- Born: Raoul Kirnmann October 25, 1905 Udeva, Governorate of Estonia, Russian Empire
- Died: June 25, 1990 (aged 84) Estonia
- Education: State Industrial Art School, Pallas Art School (1919–1940)
- Occupations: Printmaker, painter
- Children: Maret Kernumees

= Raoul Kernumees =

Estonian painter (1905–1990)

Raoul Kernumees (until 1936 Raoul Kirnmann; October 25, 1905 – June 25, 1990) was an Estonian printmaker and painter.

==Early life and education==
Kernumees was born in Udeva, the son of Juhan Kernumees (né Kirnmann, 1862–?) and Anna Maria Kirnmann (née Kontrakt, 1877–1918). He was the youngest child in a family of five children. He started his schooling at the Rakvere Educational Society School, and his next-door neighbor was the future artist Hando Mugasto.

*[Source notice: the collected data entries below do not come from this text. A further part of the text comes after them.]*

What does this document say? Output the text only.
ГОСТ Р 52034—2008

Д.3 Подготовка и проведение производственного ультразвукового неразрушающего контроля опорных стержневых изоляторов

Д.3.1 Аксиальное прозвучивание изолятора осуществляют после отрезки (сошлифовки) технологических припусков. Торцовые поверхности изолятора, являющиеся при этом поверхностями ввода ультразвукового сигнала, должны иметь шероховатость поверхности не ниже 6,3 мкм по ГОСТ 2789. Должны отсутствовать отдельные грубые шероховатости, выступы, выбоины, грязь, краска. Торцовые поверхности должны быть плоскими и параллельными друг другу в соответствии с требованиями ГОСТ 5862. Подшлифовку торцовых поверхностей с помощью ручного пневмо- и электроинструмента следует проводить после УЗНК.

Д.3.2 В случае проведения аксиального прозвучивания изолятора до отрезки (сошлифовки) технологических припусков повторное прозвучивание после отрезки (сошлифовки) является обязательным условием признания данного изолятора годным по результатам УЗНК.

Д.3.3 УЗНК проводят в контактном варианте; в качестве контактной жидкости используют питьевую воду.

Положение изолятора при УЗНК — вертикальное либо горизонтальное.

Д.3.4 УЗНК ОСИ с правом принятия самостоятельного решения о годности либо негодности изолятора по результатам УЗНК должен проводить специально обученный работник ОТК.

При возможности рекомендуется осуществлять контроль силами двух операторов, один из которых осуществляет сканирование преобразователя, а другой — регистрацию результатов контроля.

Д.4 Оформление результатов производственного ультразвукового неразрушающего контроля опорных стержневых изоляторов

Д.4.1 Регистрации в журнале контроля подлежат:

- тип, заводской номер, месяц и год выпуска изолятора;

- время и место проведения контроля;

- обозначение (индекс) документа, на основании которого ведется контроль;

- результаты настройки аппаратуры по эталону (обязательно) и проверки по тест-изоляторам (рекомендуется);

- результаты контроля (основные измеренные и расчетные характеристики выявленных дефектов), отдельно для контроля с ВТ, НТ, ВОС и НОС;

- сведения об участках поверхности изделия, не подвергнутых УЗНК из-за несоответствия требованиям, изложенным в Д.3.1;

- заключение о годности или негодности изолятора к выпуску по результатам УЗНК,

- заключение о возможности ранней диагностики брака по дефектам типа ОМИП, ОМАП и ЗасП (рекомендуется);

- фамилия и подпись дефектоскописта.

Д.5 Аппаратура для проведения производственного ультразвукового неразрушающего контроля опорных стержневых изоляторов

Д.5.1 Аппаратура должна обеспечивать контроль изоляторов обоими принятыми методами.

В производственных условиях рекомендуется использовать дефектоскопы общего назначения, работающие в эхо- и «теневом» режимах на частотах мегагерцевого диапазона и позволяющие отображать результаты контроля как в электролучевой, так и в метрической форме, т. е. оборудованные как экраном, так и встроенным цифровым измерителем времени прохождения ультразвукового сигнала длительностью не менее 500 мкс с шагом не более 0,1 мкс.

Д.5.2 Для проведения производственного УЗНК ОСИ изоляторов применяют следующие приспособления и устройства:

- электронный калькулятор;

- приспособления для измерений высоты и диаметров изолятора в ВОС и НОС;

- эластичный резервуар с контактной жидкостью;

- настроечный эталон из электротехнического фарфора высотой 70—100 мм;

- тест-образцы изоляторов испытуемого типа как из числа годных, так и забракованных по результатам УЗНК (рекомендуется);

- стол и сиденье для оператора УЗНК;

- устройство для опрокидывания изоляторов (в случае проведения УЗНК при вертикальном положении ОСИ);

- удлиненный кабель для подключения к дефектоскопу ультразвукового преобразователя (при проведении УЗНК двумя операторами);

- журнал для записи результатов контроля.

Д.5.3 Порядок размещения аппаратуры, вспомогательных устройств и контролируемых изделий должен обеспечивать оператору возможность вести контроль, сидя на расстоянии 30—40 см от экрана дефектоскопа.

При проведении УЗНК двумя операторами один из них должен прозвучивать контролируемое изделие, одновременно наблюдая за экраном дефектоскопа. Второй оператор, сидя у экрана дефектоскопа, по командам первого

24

In 1917, the family moved to Tallinn. In 1918, he started studying at Tallinn City High School on Vene tänav (Russian Street). His drawing teacher there noticed Kernumees's artistic talent and advised him to continue his studies at the State Industrial Art School. Kernumees studied there from 1921 to 1923. In 1925, Kernumees, together with Erich Leps, Kaarel Liimand, and Andrus Johani, went to study at the Pallas Art School in Tartu. His studies at Pallas were interrupted (1925–1927, 1930–1931, 1933) due to both financial reasons and the tuberculosis that shattered his health in 1927. Kernumees's name first appears in the catalog of exhibition works by Pallas students in 1925.

==Career==
Kernumees started presenting his work at art exhibitions in 1931, mainly with prints. In 1932, the Estonian Government Foundation for the Fine Arts acquired four of Kernumees's works: Külakõrts (Village Inn), Põrgu (Hell), Peaparandus (Hair of the Dog), and Tulekahi (Conflagration), and he was awarded a scholarship for six months (his fellow scholarship recipient was Eduard Timberman. From then on, Kernumees consistently exhibited almost every year, except for the more severe years of his illness from 1936 to 1938. In 1942, the publisher Eesti Kirjastus ordered illustrations from Kernumees for the Nibelungenlied translated by Marta Sillaots. Kernumees created 12 ink drawings, but they were lost in the chaos of the war, and the book was never published. However, these illustrations were exhibited once in 1944. Kernumees also continued to participate in exhibitions in Estonia under Soviet rule.

==Works==
Kernumees attracted attention as an especially virtuosic and detailed draftsman, and a master of figural compositions. He mainly portrayed villagers, whose monotonous everyday life was enhanced by a bottle of vodka and a song accompanied by an accordion. Nationalism also characterizes Kernumees's fantastic grotesque drawings; for example, Põrgu (Hell; 1931, ink, Art Museum of Estonia), created at the same time as Eduard Wiiralt's etching of the same name. In addition to painting landscapes and still lifes in oil, Kernumees was also a portraitist, mainly in pastel. He painted many portraits of cultural figures.

==Family==
Kernumees married Liidia Kivikas (1913–1985); their daughter was the artist Maret Kernumees (1934–1997) and their son was the musician Koit Kernumees (1947–2011). The artist Valdur Ohakas was Kernumees's nephew.